ANALYSIS: Smaller players rule A-3
Brazil's independent renewable power developer, Casa do Ventos, won the largest number of contracts at the A-3 power auction, leading a group of smaller developers to dominate Friday’s much-anticipated wind tender.
Large names like Renova Energia, CPFL Renováveis, Tractebel, CIIF and federal power company Eletrosul, stayed out of the bidding, although most registered for part of 6.2GW of projects for the tender.
CPFL Renováveis said that it decided not to participate in this auction because of grid connection risks, availability of machinery and deadlines to conclude projects were too short.
The company concluded saying that current conditions would not guarantee minimum returns determined by its shareholders.
Analysts say most of the largest players remained on the sidelines to avoid potential risks and costly project delays.
"Brazil's wind power sector is mature and companies are now very experienced in appraising risks,”Elbia Melo, executive president of the Brazilian Windpower Association (Abeeolica) tells Recharge. “They must have opted to participate in this year's other auctions."

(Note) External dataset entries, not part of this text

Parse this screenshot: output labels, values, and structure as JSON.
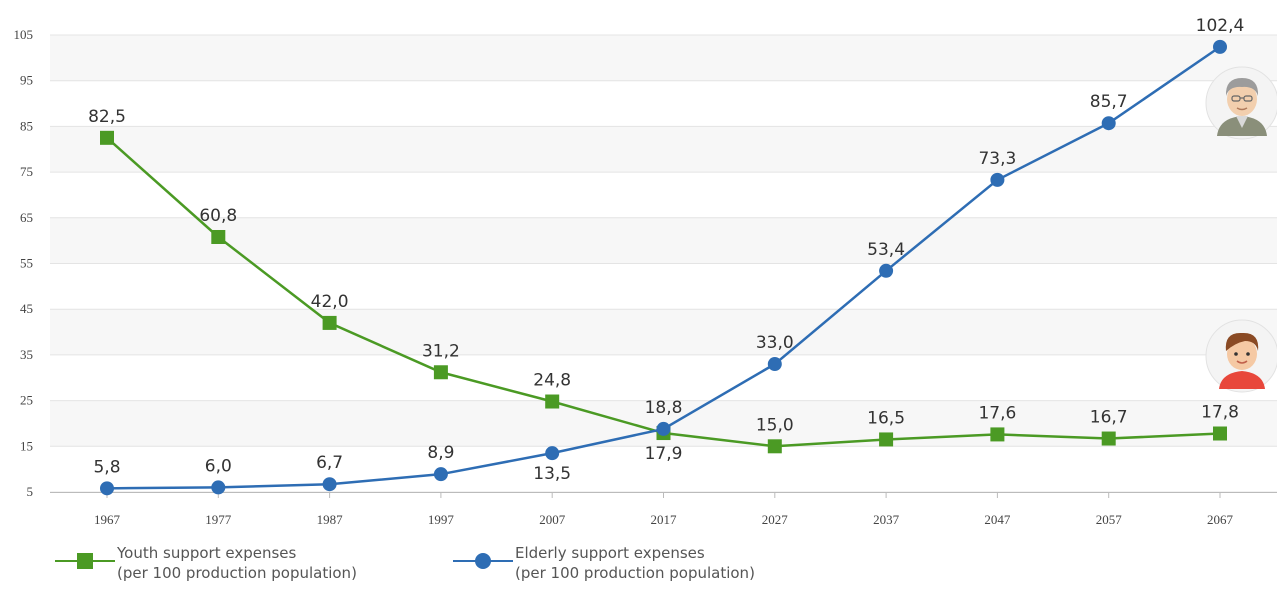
{
  "chart_data": {
    "type": "line",
    "title": "",
    "xlabel": "",
    "ylabel": "",
    "categories": [
      "1967",
      "1977",
      "1987",
      "1997",
      "2007",
      "2017",
      "2027",
      "2037",
      "2047",
      "2057",
      "2067"
    ],
    "yticks": [
      5,
      15,
      25,
      35,
      45,
      55,
      65,
      75,
      85,
      95,
      105
    ],
    "ylim": [
      5,
      105
    ],
    "grid": true,
    "legend_position": "bottom-left",
    "series": [
      {
        "name": "Youth support expenses",
        "name_line2": "(per 100 production population)",
        "color": "#4b9a24",
        "marker": "square",
        "values": [
          82.5,
          60.8,
          42.0,
          31.2,
          24.8,
          17.9,
          15.0,
          16.5,
          17.6,
          16.7,
          17.8
        ],
        "labels": [
          "82,5",
          "60,8",
          "42,0",
          "31,2",
          "24,8",
          "17,9",
          "15,0",
          "16,5",
          "17,6",
          "16,7",
          "17,8"
        ]
      },
      {
        "name": "Elderly support expenses",
        "name_line2": "(per 100 production population)",
        "color": "#2e6db4",
        "marker": "circle",
        "values": [
          5.8,
          6.0,
          6.7,
          8.9,
          13.5,
          18.8,
          33.0,
          53.4,
          73.3,
          85.7,
          102.4
        ],
        "labels": [
          "5,8",
          "6,0",
          "6,7",
          "8,9",
          "13,5",
          "18,8",
          "33,0",
          "53,4",
          "73,3",
          "85,7",
          "102,4"
        ]
      }
    ]
  },
  "icons": {
    "elderly": "elderly-man-avatar-icon",
    "youth": "child-avatar-icon"
  }
}
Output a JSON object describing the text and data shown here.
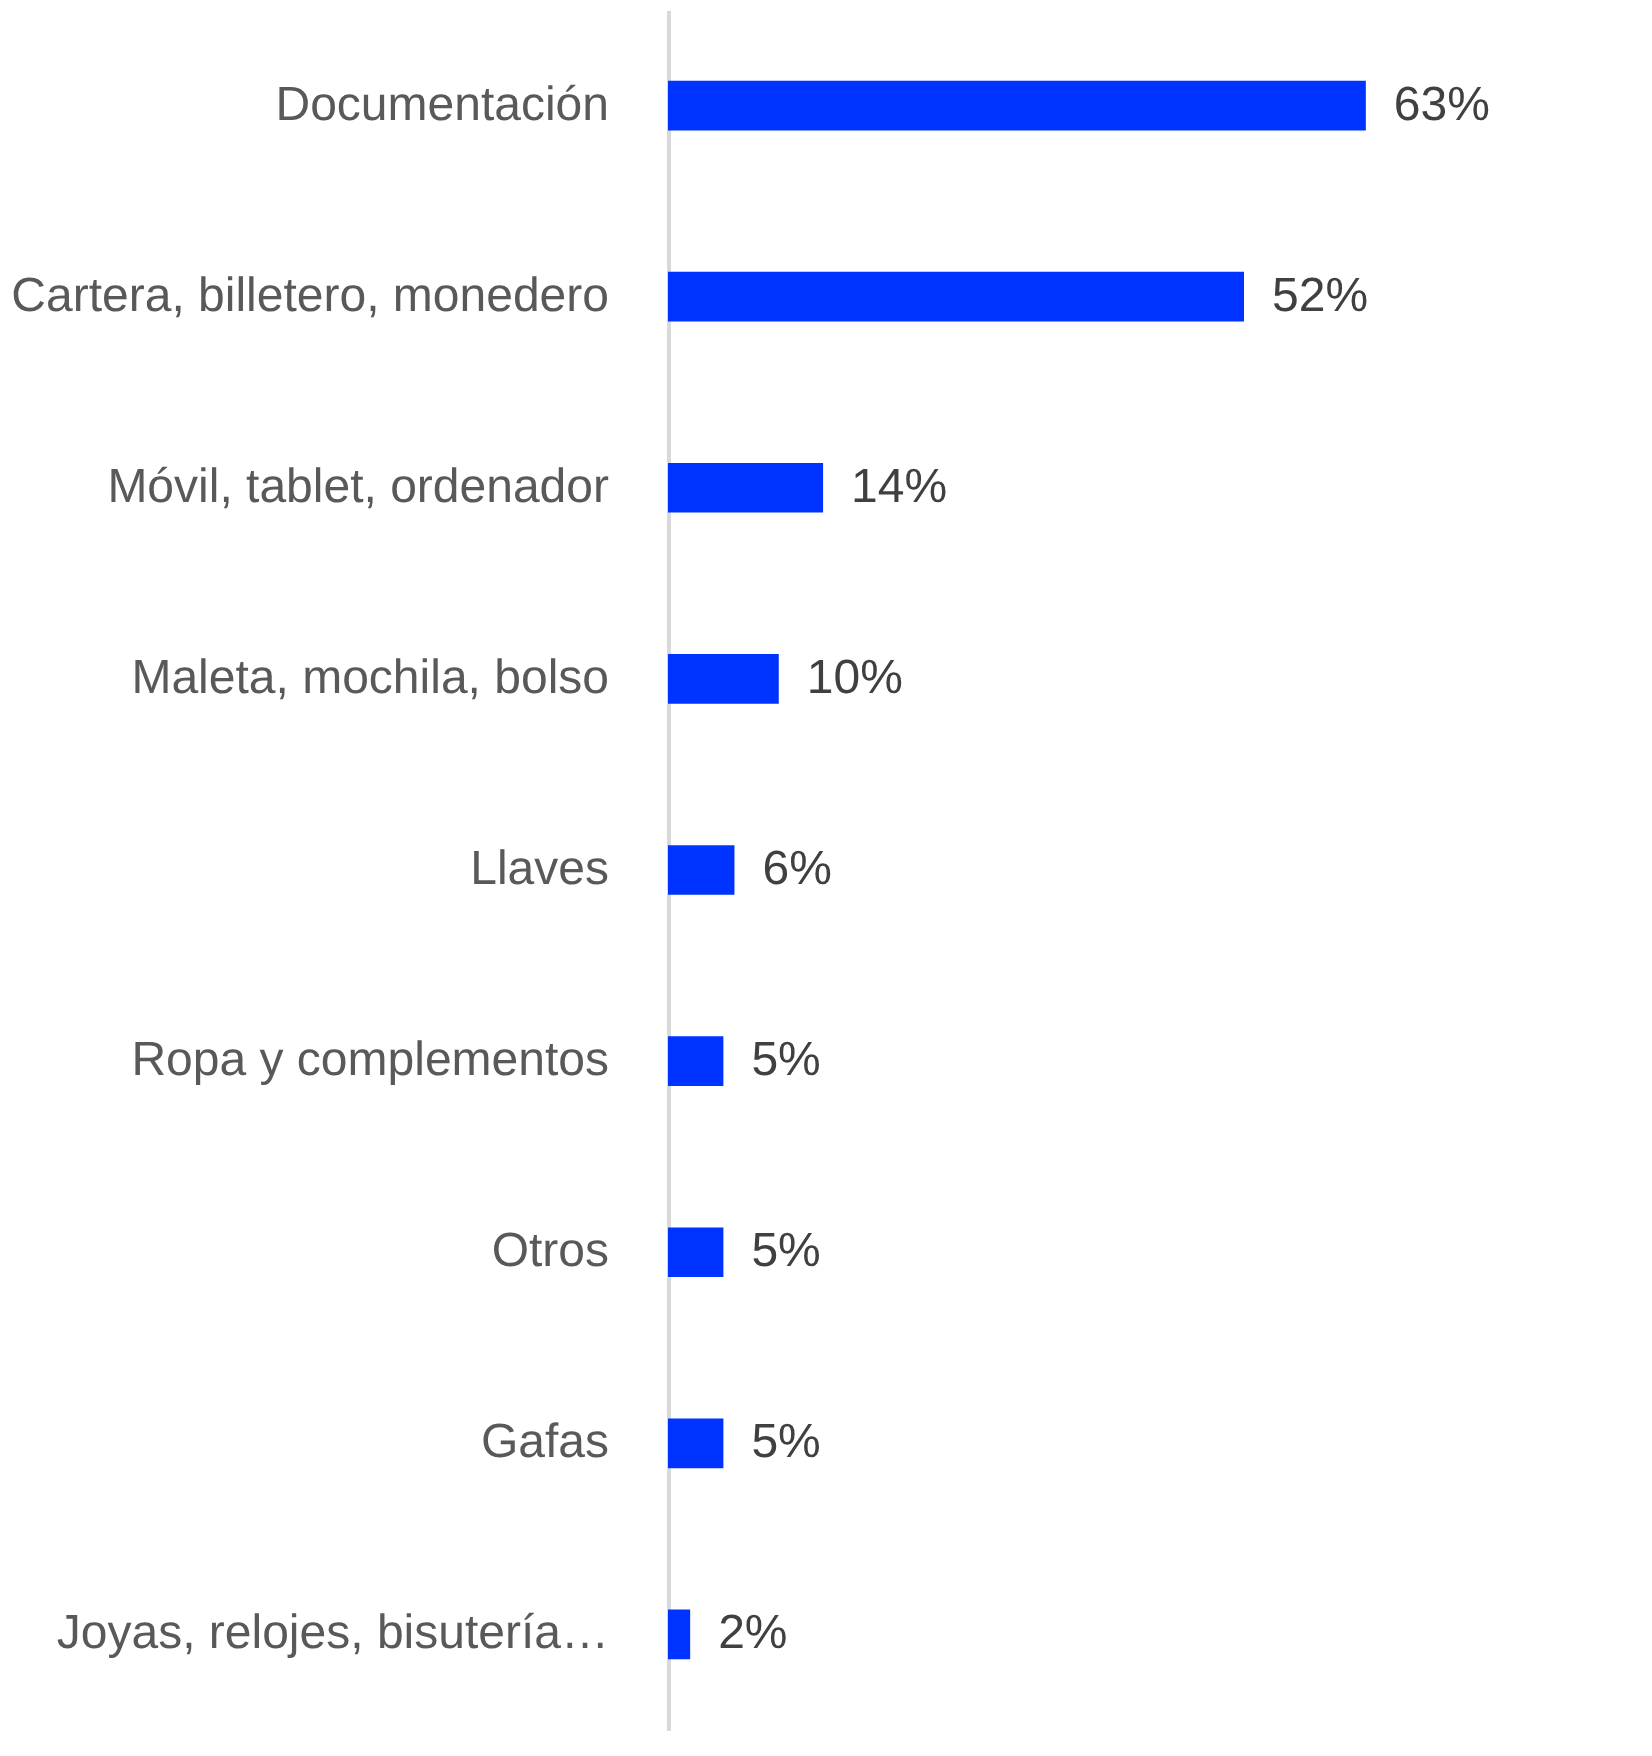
{
  "chart_data": {
    "type": "bar",
    "orientation": "horizontal",
    "categories": [
      "Documentación",
      "Cartera, billetero, monedero",
      "Móvil, tablet, ordenador",
      "Maleta, mochila, bolso",
      "Llaves",
      "Ropa y complementos",
      "Otros",
      "Gafas",
      "Joyas, relojes, bisutería…"
    ],
    "values": [
      63,
      52,
      14,
      10,
      6,
      5,
      5,
      5,
      2
    ],
    "value_labels": [
      "63%",
      "52%",
      "14%",
      "10%",
      "6%",
      "5%",
      "5%",
      "5%",
      "2%"
    ],
    "color": "#0033ff"
  }
}
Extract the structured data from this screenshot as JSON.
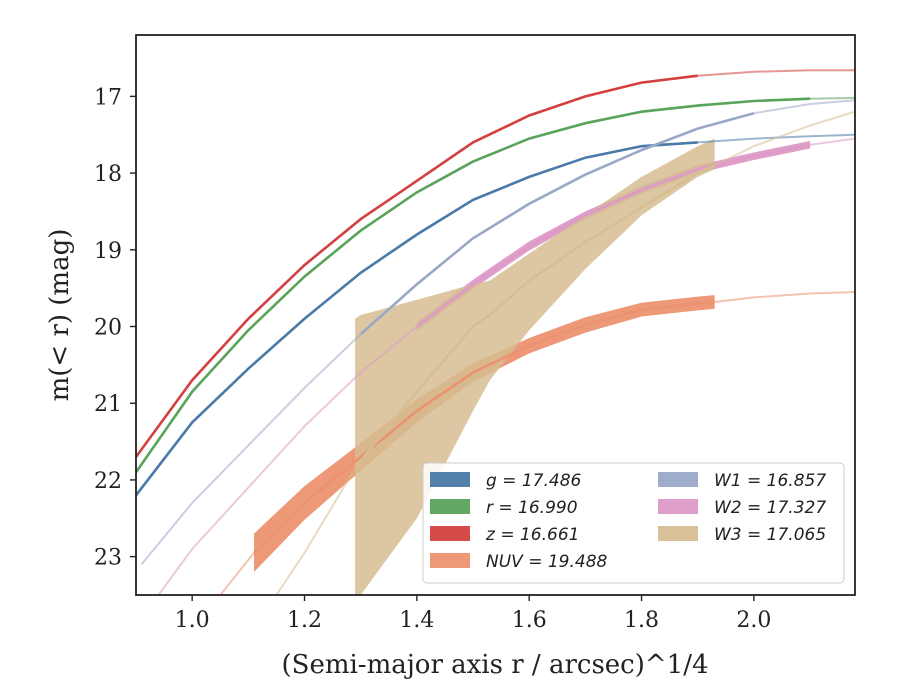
{
  "chart_data": {
    "type": "line",
    "xlabel": "(Semi-major axis r / arcsec)^1/4",
    "ylabel": "m(< r) (mag)",
    "xlim": [
      0.9,
      2.18
    ],
    "ylim": [
      23.5,
      16.2
    ],
    "y_inverted": true,
    "grid": false,
    "legend_position": "lower-right",
    "x_ticks": [
      "1.0",
      "1.2",
      "1.4",
      "1.6",
      "1.8",
      "2.0"
    ],
    "y_ticks": [
      "17",
      "18",
      "19",
      "20",
      "21",
      "22",
      "23"
    ],
    "series": [
      {
        "name": "g = 17.486",
        "color": "#4a7aa8",
        "x": [
          0.9,
          1.0,
          1.1,
          1.2,
          1.3,
          1.4,
          1.5,
          1.6,
          1.7,
          1.8,
          1.9,
          2.0,
          2.1,
          2.18
        ],
        "y": [
          22.2,
          21.25,
          20.55,
          19.9,
          19.3,
          18.8,
          18.35,
          18.05,
          17.8,
          17.65,
          17.6,
          17.55,
          17.52,
          17.5
        ],
        "measured_range": [
          0.9,
          1.93
        ],
        "band_halfwidth": [
          0,
          0,
          0,
          0,
          0,
          0,
          0,
          0,
          0,
          0,
          0,
          0,
          0,
          0
        ]
      },
      {
        "name": "r = 16.990",
        "color": "#5aa35a",
        "x": [
          0.9,
          1.0,
          1.1,
          1.2,
          1.3,
          1.4,
          1.5,
          1.6,
          1.7,
          1.8,
          1.9,
          2.0,
          2.1,
          2.18
        ],
        "y": [
          21.9,
          20.85,
          20.05,
          19.35,
          18.75,
          18.25,
          17.85,
          17.55,
          17.35,
          17.2,
          17.12,
          17.06,
          17.03,
          17.02
        ],
        "measured_range": [
          0.9,
          2.1
        ],
        "band_halfwidth": [
          0,
          0,
          0,
          0,
          0,
          0,
          0,
          0,
          0,
          0,
          0,
          0,
          0,
          0
        ]
      },
      {
        "name": "z = 16.661",
        "color": "#d44040",
        "x": [
          0.9,
          1.0,
          1.1,
          1.2,
          1.3,
          1.4,
          1.5,
          1.6,
          1.7,
          1.8,
          1.9,
          2.0,
          2.1,
          2.18
        ],
        "y": [
          21.7,
          20.7,
          19.9,
          19.2,
          18.6,
          18.1,
          17.6,
          17.25,
          17.0,
          16.82,
          16.73,
          16.68,
          16.66,
          16.66
        ],
        "measured_range": [
          0.9,
          1.94
        ],
        "band_halfwidth": [
          0,
          0,
          0,
          0,
          0,
          0,
          0,
          0,
          0,
          0,
          0,
          0,
          0,
          0
        ]
      },
      {
        "name": "NUV = 19.488",
        "color": "#ec9270",
        "x": [
          1.05,
          1.11,
          1.2,
          1.3,
          1.4,
          1.5,
          1.6,
          1.7,
          1.8,
          1.9,
          1.93,
          2.0,
          2.1,
          2.18
        ],
        "y": [
          23.5,
          22.95,
          22.3,
          21.7,
          21.1,
          20.6,
          20.25,
          19.98,
          19.78,
          19.7,
          19.68,
          19.62,
          19.57,
          19.55
        ],
        "measured_range": [
          1.11,
          1.93
        ],
        "band_halfwidth": [
          0,
          0.25,
          0.22,
          0.18,
          0.15,
          0.12,
          0.1,
          0.1,
          0.09,
          0.09,
          0.09,
          0,
          0,
          0
        ]
      },
      {
        "name": "W1 = 16.857",
        "color": "#9aa8c8",
        "x": [
          0.91,
          1.0,
          1.1,
          1.2,
          1.3,
          1.4,
          1.5,
          1.6,
          1.7,
          1.8,
          1.9,
          2.0,
          2.1,
          2.18
        ],
        "y": [
          23.1,
          22.3,
          21.55,
          20.8,
          20.1,
          19.45,
          18.85,
          18.4,
          18.02,
          17.7,
          17.42,
          17.22,
          17.1,
          17.05
        ],
        "measured_range": [
          1.28,
          2.02
        ],
        "band_halfwidth": [
          0,
          0,
          0,
          0,
          0,
          0,
          0,
          0,
          0,
          0,
          0,
          0,
          0,
          0
        ]
      },
      {
        "name": "W2 = 17.327",
        "color": "#dd9ac7",
        "x": [
          0.94,
          1.0,
          1.1,
          1.2,
          1.3,
          1.4,
          1.5,
          1.6,
          1.7,
          1.8,
          1.9,
          2.0,
          2.1,
          2.18
        ],
        "y": [
          23.5,
          22.9,
          22.1,
          21.3,
          20.6,
          20.0,
          19.45,
          18.95,
          18.55,
          18.22,
          17.95,
          17.78,
          17.63,
          17.55
        ],
        "measured_range": [
          1.36,
          2.1
        ],
        "band_halfwidth": [
          0,
          0,
          0,
          0,
          0,
          0.06,
          0.06,
          0.06,
          0.05,
          0.05,
          0.05,
          0.05,
          0.05,
          0
        ]
      },
      {
        "name": "W3 = 17.065",
        "color": "#d6bd92",
        "x": [
          1.15,
          1.2,
          1.29,
          1.3,
          1.4,
          1.5,
          1.53,
          1.6,
          1.7,
          1.8,
          1.9,
          1.93,
          2.0,
          2.1,
          2.18
        ],
        "y": [
          23.5,
          22.95,
          21.85,
          21.75,
          20.85,
          20.0,
          19.85,
          19.4,
          18.9,
          18.45,
          18.0,
          17.9,
          17.65,
          17.38,
          17.2
        ],
        "measured_range": [
          1.29,
          1.93
        ],
        "band_upper": [
          null,
          null,
          19.9,
          19.85,
          19.65,
          19.45,
          19.4,
          19.05,
          18.55,
          18.05,
          17.65,
          17.55,
          null,
          null,
          null
        ],
        "band_lower": [
          null,
          null,
          23.5,
          23.5,
          22.5,
          21.1,
          20.7,
          20.05,
          19.25,
          18.55,
          18.05,
          17.95,
          null,
          null,
          null
        ]
      }
    ]
  }
}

She cites risk factors such a transmission connections, higher supply guarantees and regulations that do not allow developers to change more than 10% of projects' layout and capacities.
The only big player in today's tender was Spain's Iberdrola that sold power from three projects in the state of Rio Grande do Norte with a total capacity 84MW.
Mauricio Tolmasquim, the president of Brazil's energy planning authority (EPE), agrees with Melo. After the auction he told reporters that because the projects can be almost automatically registered for other auctions, developers will likely sell power at the A-5 and reserve auction in September and October, respectively.
He believes that biggest risks are the number of projects being developed now – that need to be completed by 2018 - and the bottlenecks in delivery of machinery, towers and blades.
The A-5 auction will be very competitive,”Tolmasquim predicts.
Power sold in today’s auction - 20-year power purchase agreements (PPA) - will come from 21 projects, with total capacity of 551MW. They must be in commercial operation by 2017.
Casa dos Ventos was responsible of eight of the 21 projects, with a total of 220MW. All its projects are located in the state of Pernambuco, in Brazil's windy northeastern region.
Rio Energy, a Brazilian investment fund that represents US equity fund, Denham Capital Management, was the second biggest seller, with five projects in the northeastern state of Ceara. They will have a total capacity of 117MW.
Brazil's Altantic Energias Renováveis sold power from two projects in the southern state of Rio Grande do Sul with 48MW, independent power developers from Pernambuco, Ouro Branco and Eolica Energia sold power from two and one project respectively. Ouro Branco's projects add up to 60MW and Eolica Energia's projects has 22MW.
Melo notes that Abeeólica's 1GW estimate for new projects at this auction came from higher projections for future demand. “We expected demand to be the double what it was and since wind usually accounts for 50% of new projects commissioned. So we expected more,”she says.
But she reaffirms projections that Brazil will maintain the average of at least 2GW in commissioning of new wind power a year to guarantee payback for investments that turbine and equipment makers have made in the country.
"This is the first auction this year, so there are another two opportunities and our yearly commissioning average is still 2.3GW after 4.7GW were contracted last year,” she adds.